Quand pourra-t-il faire une apparition, compte tenu de son état de santé ? Lionel Cardon, 60 ans, 1 m 77, après une grève de la faim de plusieurs mois, ne pèserait que 43 kilogrammes.
Au grand désarroi de son avocat, Me Edouard Martial, l’homme qui doit comparaître lundi dans le box des accusés à la cour d’assises de la Haute-Garonne de Toulouse « ne tient plus debout » et envisage plutôt de demander que l’affaire être renvoyé.
Affaire “Sauvé par le gong”, écrit par Mustapha Kessous sous le pseudonyme de Lionel Cardon, titrait le dernier numéro 2012 de “Le Monde” et racontait l’histoire d’un taulard semi-libre et amoral nommé Lionel Cardon qui aspirait à devenir boxeur entraîneur en Angleterre. Oui, c’est derrière moi.
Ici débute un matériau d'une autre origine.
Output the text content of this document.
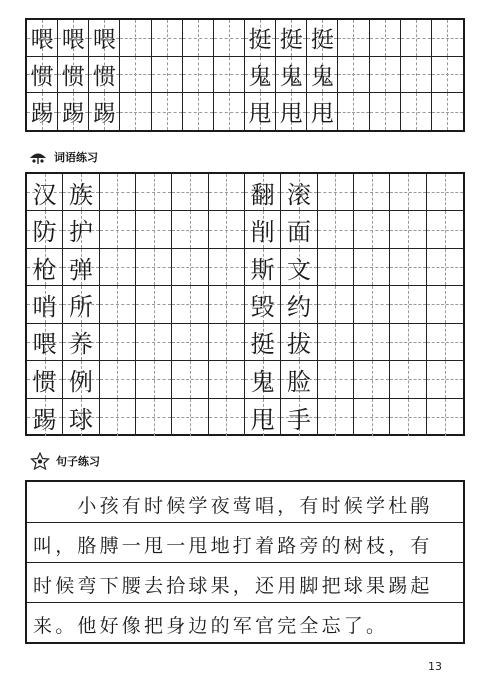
喂 喂 喂	挺 挺 挺
惯 惯 惯	鬼 鬼 鬼
踢 踢 踢	甩 甩 甩
词语练习
汉 族	翻 滚
防 护	削 面
枪 弹	斯 文
哨 所	毁 约
喂 养	挺 拔
惯 例	鬼 脸
踢 球	甩 手
句子练习
　　小孩有时候学夜莺唱，有时候学杜鹃
叫，胳膊一甩一甩地打着路旁的树枝，有
时候弯下腰去拾球果，还用脚把球果踢起
来。他好像把身边的军官完全忘了。
13
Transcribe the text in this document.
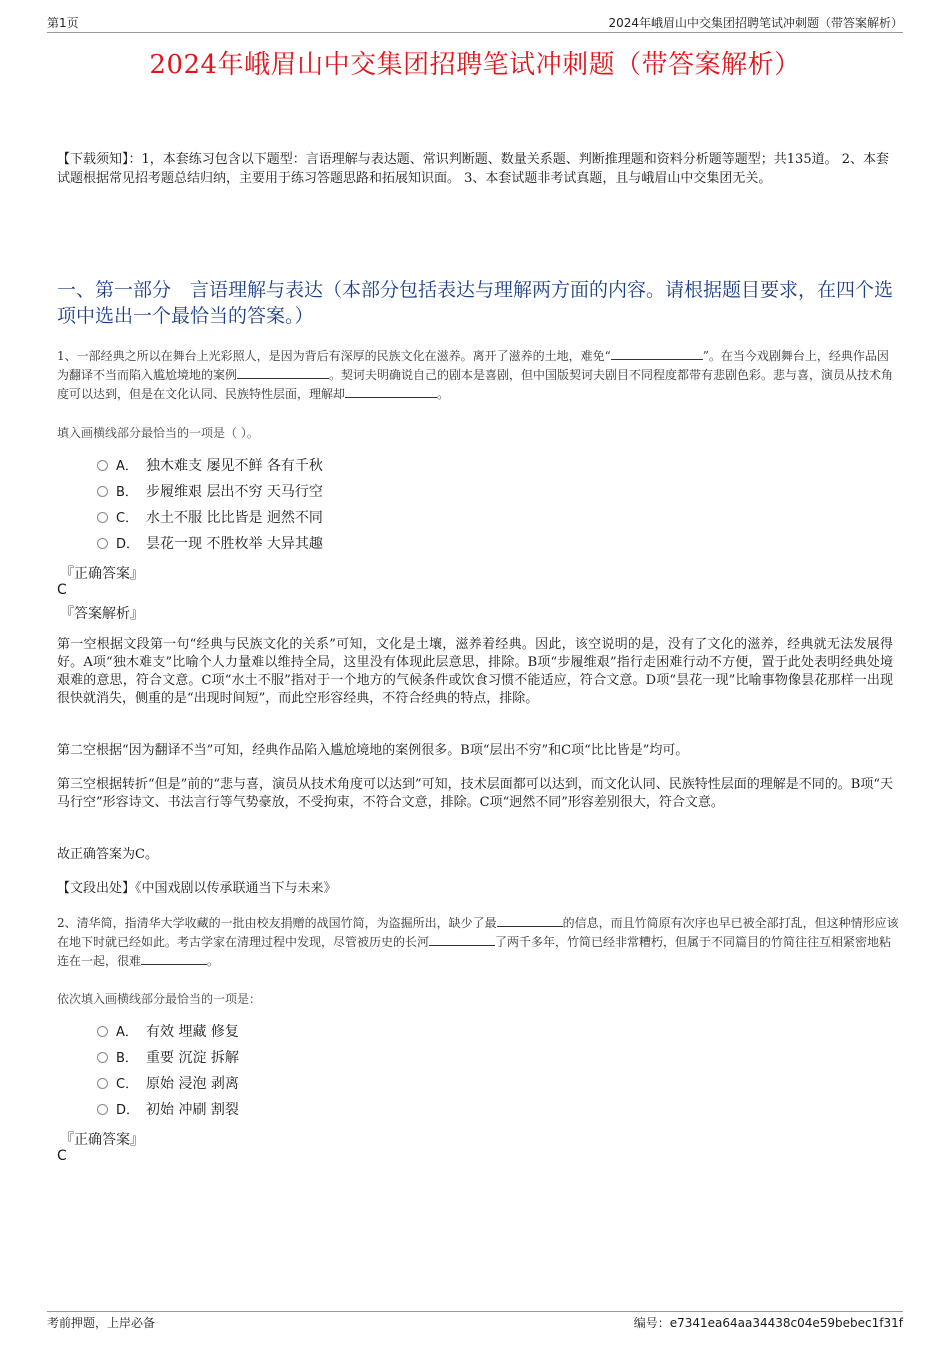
第1页	2024年峨眉山中交集团招聘笔试冲刺题（带答案解析）
2024年峨眉山中交集团招聘笔试冲刺题（带答案解析）
【下载须知】：1，本套练习包含以下题型：言语理解与表达题、常识判断题、数量关系题、判断推理题和资料分析题等题型；共135道。 2、本套试题根据常见招考题总结归纳，主要用于练习答题思路和拓展知识面。 3、本套试题非考试真题，且与峨眉山中交集团无关。
一、第一部分　言语理解与表达（本部分包括表达与理解两方面的内容。请根据题目要求，在四个选项中选出一个最恰当的答案。）
1、一部经典之所以在舞台上光彩照人，是因为背后有深厚的民族文化在滋养。离开了滋养的土地，难免“	”。在当今戏剧舞台上，经典作品因为翻译不当而陷入尴尬境地的案例	。契诃夫明确说自己的剧本是喜剧，但中国版契诃夫剧目不同程度都带有悲剧色彩。悲与喜，演员从技术角度可以达到，但是在文化认同、民族特性层面，理解却	。
填入画横线部分最恰当的一项是（ ）。
A． 独木难支 屡见不鲜 各有千秋
B． 步履维艰 层出不穷 天马行空
C． 水土不服 比比皆是 迥然不同
D． 昙花一现 不胜枚举 大异其趣
『正确答案』
C
『答案解析』
第一空根据文段第一句“经典与民族文化的关系”可知，文化是土壤，滋养着经典。因此，该空说明的是，没有了文化的滋养，经典就无法发展得好。A项“独木难支”比喻个人力量难以维持全局，这里没有体现此层意思，排除。B项“步履维艰”指行走困难行动不方便，置于此处表明经典处境艰难的意思，符合文意。C项“水土不服”指对于一个地方的气候条件或饮食习惯不能适应，符合文意。D项“昙花一现”比喻事物像昙花那样一出现很快就消失，侧重的是“出现时间短”，而此空形容经典，不符合经典的特点，排除。
第二空根据“因为翻译不当”可知，经典作品陷入尴尬境地的案例很多。B项“层出不穷”和C项“比比皆是”均可。
第三空根据转折“但是”前的“悲与喜，演员从技术角度可以达到”可知，技术层面都可以达到，而文化认同、民族特性层面的理解是不同的。B项“天马行空”形容诗文、书法言行等气势豪放，不受拘束，不符合文意，排除。C项“迥然不同”形容差别很大，符合文意。
故正确答案为C。
【文段出处】《中国戏剧以传承联通当下与未来》
2、清华简，指清华大学收藏的一批由校友捐赠的战国竹简，为盗掘所出，缺少了最	的信息，而且竹简原有次序也早已被全部打乱，但这种情形应该在地下时就已经如此。考古学家在清理过程中发现，尽管被历史的长河	了两千多年，竹简已经非常糟朽，但属于不同篇目的竹简往往互相紧密地粘连在一起，很难	。
依次填入画横线部分最恰当的一项是：
A． 有效 埋藏 修复
B． 重要 沉淀 拆解
C． 原始 浸泡 剥离
D． 初始 冲刷 割裂
『正确答案』
C
考前押题，上岸必备	编号：e7341ea64aa34438c04e59bebec1f31f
Sur son plateau de 2014, un journaliste rassuré du nom de Pierre-Louis Basse déclare : « Le passé est bien derrière nous ».
Lionel Cardon avait hâte de montrer son diplôme de préfet fédéral, mais il s’est trouvé au mauvais endroit au mauvais moment. Son nom ne disait rien au grand public. Aux familles de ses anciennes victimes et à quelques anciens flics de la PJ qui ont ainsi appris que l’ancien “ennemi public numéro un” avait été libéré.
Trois clics sur Internet suffiraient pour ceux qui ont des antécédents criminels ou pour les employeurs potentiels : Lionel Cardon et son livre Faites entrer l’accusé se trouvent sur Wikipédia en français. Aucun changement n’a été apporté au cours des trois décennies d’existence continue.
Automne/Hiver 1983. Les commissariats français sont envahis par un robot portrait. Celle d’un jeune homme blond que la PJ de Bordeaux (Gironde) soupçonne d’avoir commis un double meurtre à Pessac. Le corps du chirurgien de 37 ans François-Xavier Aran a été découvert étranglé dans la salle de bain de son domicile. Sa femme anesthésiste de 36 ans, Aline, a disparu.
Son corps a été découvert dans une haie près de Nevers (Nièvre) au jour 37 après sa disparition, avec une blessure par balle au cœur. L’identité du suspect est rapidement révélée à la Première chaîne. Lionel Cardon, 24 ans, fils de déporté, est né à Honfleur dans le Calvados en 1958.
Il a été condamné à dix ans de prison pour cambriolage par les assises des Hauts-de-Seine. . Ils disent qu’il a cinq ans maintenant. Au cours des quatre derniers mois, il a obtenu une libération conditionnelle. Et maintenant à cheval ! La polémique autour du prétendu « laxisme des juges » a atteint son paroxysme.